Esherick, who is an assistant professor of sports management for George Mason University and color commentator for the Patriots’ basketball games, says he’s seen parents who were so outspoken during games that college coaches didn’t want to recruit their kids.

“When I was coaching, over the course of 25 years, I saw many kids who would have had more scholarship opportunities had their parents been less vocal,” he says. “Parents do the most good when they just blend into the crowd.”

That’s pretty much what Mike Miranda wanted to do after the “time-out” incident with skating coach Wendy Marco. “She called me out in front of all the moms,” he says. “She embarrassed the crap out of me.”

Once banished, Miranda headed to the lobby and was quickly met by his friend, Chris Amolsch, who had overcome similar problems watching his son, Connor, play.

“It’s really about surrender,” says Amolsch, a criminal defense attorney and self-proclaimed type-A personality. “I needed to surrender the control. And it’s hard because I’m a control freak. But there’s a real danger in slapping a 44-year-old brain on a 7-year-old kid. I [realized] that if I didn’t stop acting like an ass, there would be a point where Connor wouldn’t want to hang out with me anymore.”

Amolsch’s experience caused Miranda to consider how his actions had affected his own son.

“I had to admit that my son was embarrassed when I yelled at the referees, the coaches or especially him,” says Miranda. “He never did say it, but I could see it in his face. The eyes tell you when you’re being the best dad in the world, and they tell you when you’re not.”

Miranda showed up at the rink the next day with a piece of duct tape over his mouth.

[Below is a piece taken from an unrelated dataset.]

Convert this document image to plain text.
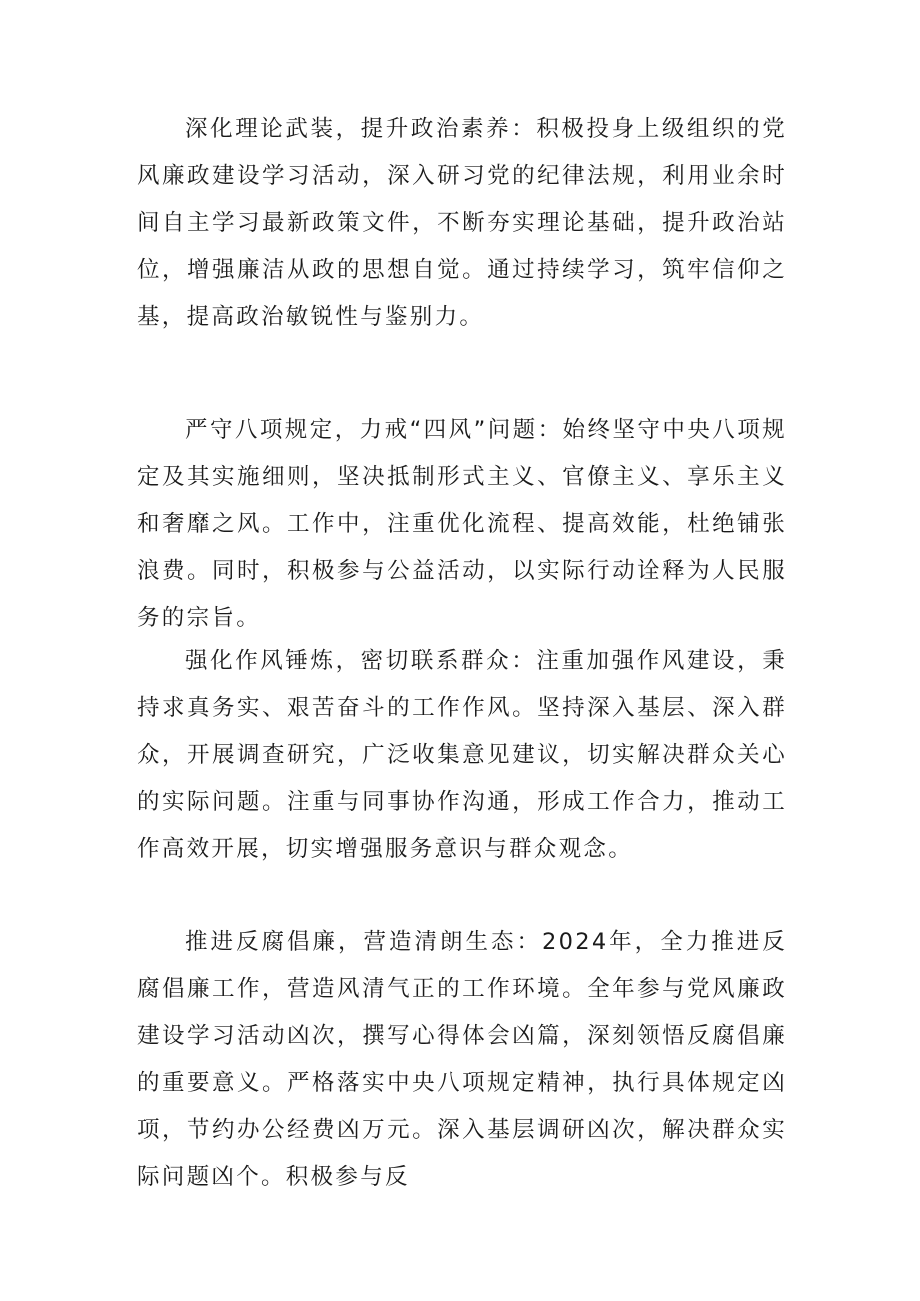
深化理论武装，提升政治素养：积极投身上级组织的党风廉政建设学习活动，深入研习党的纪律法规，利用业余时间自主学习最新政策文件，不断夯实理论基础，提升政治站位，增强廉洁从政的思想自觉。通过持续学习，筑牢信仰之基，提高政治敏锐性与鉴别力。

严守八项规定，力戒“四风”问题：始终坚守中央八项规定及其实施细则，坚决抵制形式主义、官僚主义、享乐主义和奢靡之风。工作中，注重优化流程、提高效能，杜绝铺张浪费。同时，积极参与公益活动，以实际行动诠释为人民服务的宗旨。

强化作风锤炼，密切联系群众：注重加强作风建设，秉持求真务实、艰苦奋斗的工作作风。坚持深入基层、深入群众，开展调查研究，广泛收集意见建议，切实解决群众关心的实际问题。注重与同事协作沟通，形成工作合力，推动工作高效开展，切实增强服务意识与群众观念。

推进反腐倡廉，营造清朗生态：2024年，全力推进反腐倡廉工作，营造风清气正的工作环境。全年参与党风廉政建设学习活动凶次，撰写心得体会凶篇，深刻领悟反腐倡廉的重要意义。严格落实中央八项规定精神，执行具体规定凶项，节约办公经费凶万元。深入基层调研凶次，解决群众实际问题凶个。积极参与反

“All I could do was say, ‘You’re right, I know, my fault, sorry, my bad,’ ” he says. “It was humbling; I’m not going to lie. But it was done in a comical way. I took it exactly for what it was. It was me being me, and I needed to change. So that’s what I did.”

Change came slowly and was stressful at first, he admits. He started by watching games and practices with Amolsch from the lobby or other locations in the arena where the kids couldn’t see them. They still cheered, but they tried to avoid singling out players and made a point of acknowledging good plays by the opponents.

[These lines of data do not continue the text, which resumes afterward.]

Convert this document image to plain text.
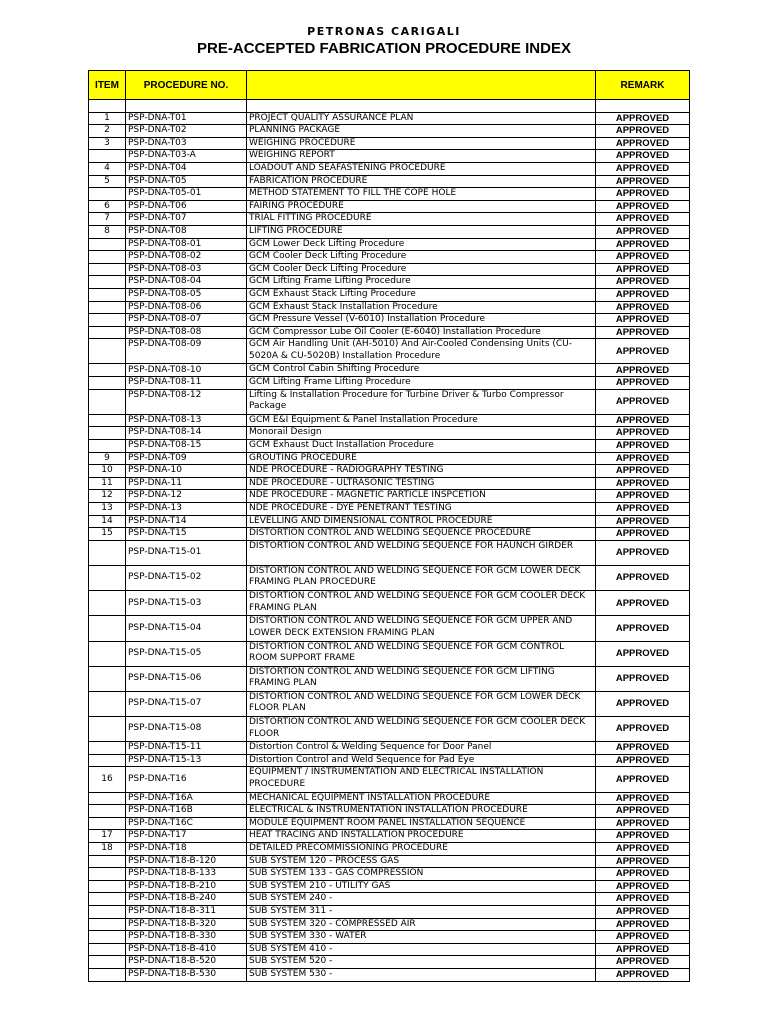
PETRONAS CARIGALI
PRE-ACCEPTED FABRICATION PROCEDURE INDEX
ITEM	PROCEDURE NO.		REMARK

1	PSP-DNA-T01	PROJECT QUALITY ASSURANCE PLAN	APPROVED
2	PSP-DNA-T02	PLANNING PACKAGE	APPROVED
3	PSP-DNA-T03	WEIGHING PROCEDURE	APPROVED
	PSP-DNA-T03-A	WEIGHING REPORT	APPROVED
4	PSP-DNA-T04	LOADOUT AND SEAFASTENING PROCEDURE	APPROVED
5	PSP-DNA-T05	FABRICATION PROCEDURE	APPROVED
	PSP-DNA-T05-01	METHOD STATEMENT TO FILL THE COPE HOLE	APPROVED
6	PSP-DNA-T06	FAIRING PROCEDURE	APPROVED
7	PSP-DNA-T07	TRIAL FITTING PROCEDURE	APPROVED
8	PSP-DNA-T08	LIFTING PROCEDURE	APPROVED
	PSP-DNA-T08-01	GCM Lower Deck Lifting Procedure	APPROVED
	PSP-DNA-T08-02	GCM Cooler Deck Lifting Procedure	APPROVED
	PSP-DNA-T08-03	GCM Cooler Deck Lifting Procedure	APPROVED
	PSP-DNA-T08-04	GCM Lifting Frame Lifting Procedure	APPROVED
	PSP-DNA-T08-05	GCM Exhaust Stack Lifting Procedure	APPROVED
	PSP-DNA-T08-06	GCM Exhaust Stack Installation Procedure	APPROVED
	PSP-DNA-T08-07	GCM Pressure Vessel (V-6010) Installation Procedure	APPROVED
	PSP-DNA-T08-08	GCM Compressor Lube Oil Cooler (E-6040) Installation Procedure	APPROVED
	PSP-DNA-T08-09	GCM Air Handling Unit (AH-5010) And Air-Cooled Condensing Units (CU-5020A & CU-5020B) Installation Procedure	APPROVED
	PSP-DNA-T08-10	GCM Control Cabin Shifting Procedure	APPROVED
	PSP-DNA-T08-11	GCM Lifting Frame Lifting Procedure	APPROVED
	PSP-DNA-T08-12	Lifting & Installation Procedure for Turbine Driver & Turbo Compressor Package	APPROVED
	PSP-DNA-T08-13	GCM E&I Equipment & Panel Installation Procedure	APPROVED
	PSP-DNA-T08-14	Monorail Design	APPROVED
	PSP-DNA-T08-15	GCM Exhaust Duct Installation Procedure	APPROVED
9	PSP-DNA-T09	GROUTING PROCEDURE	APPROVED
10	PSP-DNA-10	NDE PROCEDURE - RADIOGRAPHY TESTING	APPROVED
11	PSP-DNA-11	NDE PROCEDURE - ULTRASONIC TESTING	APPROVED
12	PSP-DNA-12	NDE PROCEDURE - MAGNETIC PARTICLE INSPCETION	APPROVED
13	PSP-DNA-13	NDE PROCEDURE - DYE PENETRANT TESTING	APPROVED
14	PSP-DNA-T14	LEVELLING AND DIMENSIONAL CONTROL PROCEDURE	APPROVED
15	PSP-DNA-T15	DISTORTION CONTROL AND WELDING SEQUENCE PROCEDURE	APPROVED
	PSP-DNA-T15-01	DISTORTION CONTROL AND WELDING SEQUENCE FOR HAUNCH GIRDER	APPROVED
	PSP-DNA-T15-02	DISTORTION CONTROL AND WELDING SEQUENCE FOR GCM LOWER DECK FRAMING PLAN PROCEDURE	APPROVED
	PSP-DNA-T15-03	DISTORTION CONTROL AND WELDING SEQUENCE FOR GCM COOLER DECK FRAMING PLAN	APPROVED
	PSP-DNA-T15-04	DISTORTION CONTROL AND WELDING SEQUENCE FOR GCM UPPER AND LOWER DECK EXTENSION FRAMING PLAN	APPROVED
	PSP-DNA-T15-05	DISTORTION CONTROL AND WELDING SEQUENCE FOR GCM CONTROL ROOM SUPPORT FRAME	APPROVED
	PSP-DNA-T15-06	DISTORTION CONTROL AND WELDING SEQUENCE FOR GCM LIFTING FRAMING PLAN	APPROVED
	PSP-DNA-T15-07	DISTORTION CONTROL AND WELDING SEQUENCE FOR GCM LOWER DECK FLOOR PLAN	APPROVED
	PSP-DNA-T15-08	DISTORTION CONTROL AND WELDING SEQUENCE FOR GCM COOLER DECK FLOOR	APPROVED
	PSP-DNA-T15-11	Distortion Control & Welding Sequence for Door Panel	APPROVED
	PSP-DNA-T15-13	Distortion Control and Weld Sequence for Pad Eye	APPROVED
16	PSP-DNA-T16	EQUIPMENT / INSTRUMENTATION AND ELECTRICAL INSTALLATION PROCEDURE	APPROVED
	PSP-DNA-T16A	MECHANICAL EQUIPMENT INSTALLATION PROCEDURE	APPROVED
	PSP-DNA-T16B	ELECTRICAL & INSTRUMENTATION INSTALLATION PROCEDURE	APPROVED
	PSP-DNA-T16C	MODULE EQUIPMENT ROOM PANEL INSTALLATION SEQUENCE	APPROVED
17	PSP-DNA-T17	HEAT TRACING AND INSTALLATION PROCEDURE	APPROVED
18	PSP-DNA-T18	DETAILED PRECOMMISSIONING PROCEDURE	APPROVED
	PSP-DNA-T18-B-120	SUB SYSTEM 120 - PROCESS GAS	APPROVED
	PSP-DNA-T18-B-133	SUB SYSTEM 133 - GAS COMPRESSION	APPROVED
	PSP-DNA-T18-B-210	SUB SYSTEM 210 - UTILITY GAS	APPROVED
	PSP-DNA-T18-B-240	SUB SYSTEM 240 -	APPROVED
	PSP-DNA-T18-B-311	SUB SYSTEM 311 -	APPROVED
	PSP-DNA-T18-B-320	SUB SYSTEM 320 - COMPRESSED AIR	APPROVED
	PSP-DNA-T18-B-330	SUB SYSTEM 330 - WATER	APPROVED
	PSP-DNA-T18-B-410	SUB SYSTEM 410 -	APPROVED
	PSP-DNA-T18-B-520	SUB SYSTEM 520 -	APPROVED
	PSP-DNA-T18-B-530	SUB SYSTEM 530 -	APPROVED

They continued skating lessons with Marco, encouraged off-ice training and held their kids accountable for reaching their potential. But they tried to leave the coaching to the coaches.

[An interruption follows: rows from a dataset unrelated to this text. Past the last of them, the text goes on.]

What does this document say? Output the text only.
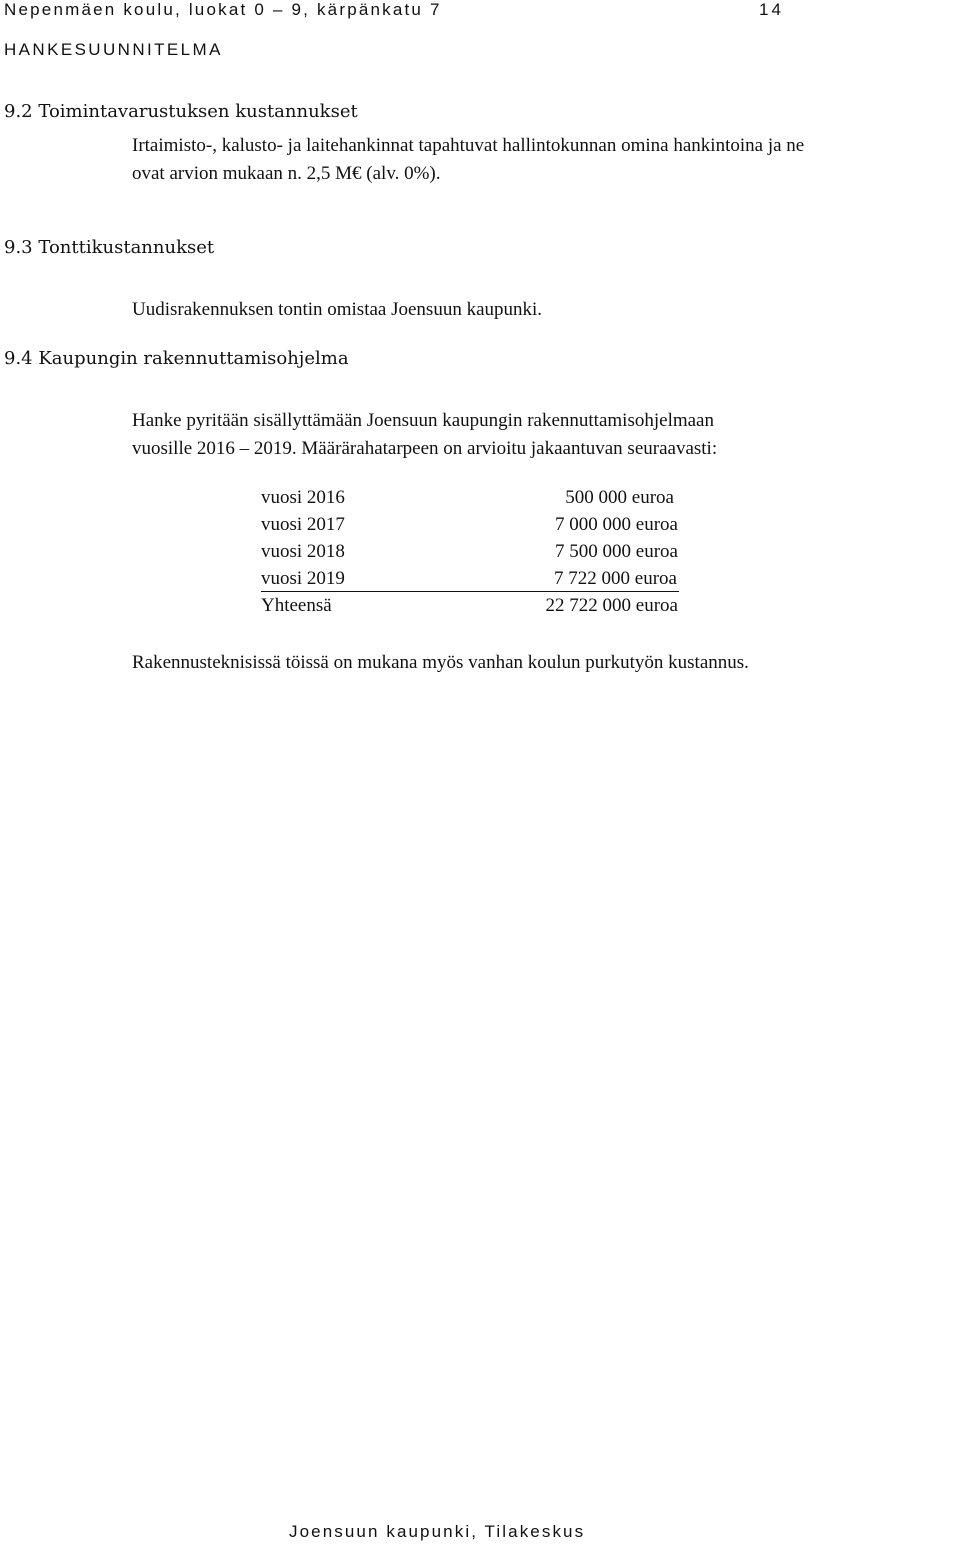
Nepenmäen koulu, luokat 0 – 9, kärpänkatu 7	14
HANKESUUNNITELMA
9.2 Toimintavarustuksen kustannukset
Irtaimisto-, kalusto- ja laitehankinnat tapahtuvat hallintokunnan omina hankintoina ja ne
ovat arvion mukaan n. 2,5 M€ (alv. 0%).
9.3 Tonttikustannukset
Uudisrakennuksen tontin omistaa Joensuun kaupunki.
9.4 Kaupungin rakennuttamisohjelma
Hanke pyritään sisällyttämään Joensuun kaupungin rakennuttamisohjelmaan
vuosille 2016 – 2019. Määrärahatarpeen on arvioitu jakaantuvan seuraavasti:
vuosi 2016	500 000 euroa
vuosi 2017	7 000 000 euroa
vuosi 2018	7 500 000 euroa
vuosi 2019	7 722 000 euroa
Yhteensä	22 722 000 euroa
Rakennusteknisissä töissä on mukana myös vanhan koulun purkutyön kustannus.
Joensuun kaupunki, Tilakeskus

“These are great dads who were just a little too involved when their kids were on the ice,” says Marco. Since the dads “chilled out,” she adds, both Connor and Michael are “thriving.”

“It’s because I stopped being that dad,” acknowledges Miranda. “The one standing right there at the glass, watching, yelling, coaching. Once I backed off, my son exceeded beyond everything I could have imagined.”

Gary Karton is a speechwriter, author and former Washington Post reporter who lives in Arlington with his wife, dog and two sons. He has been coaching youth sports in the area for nine years.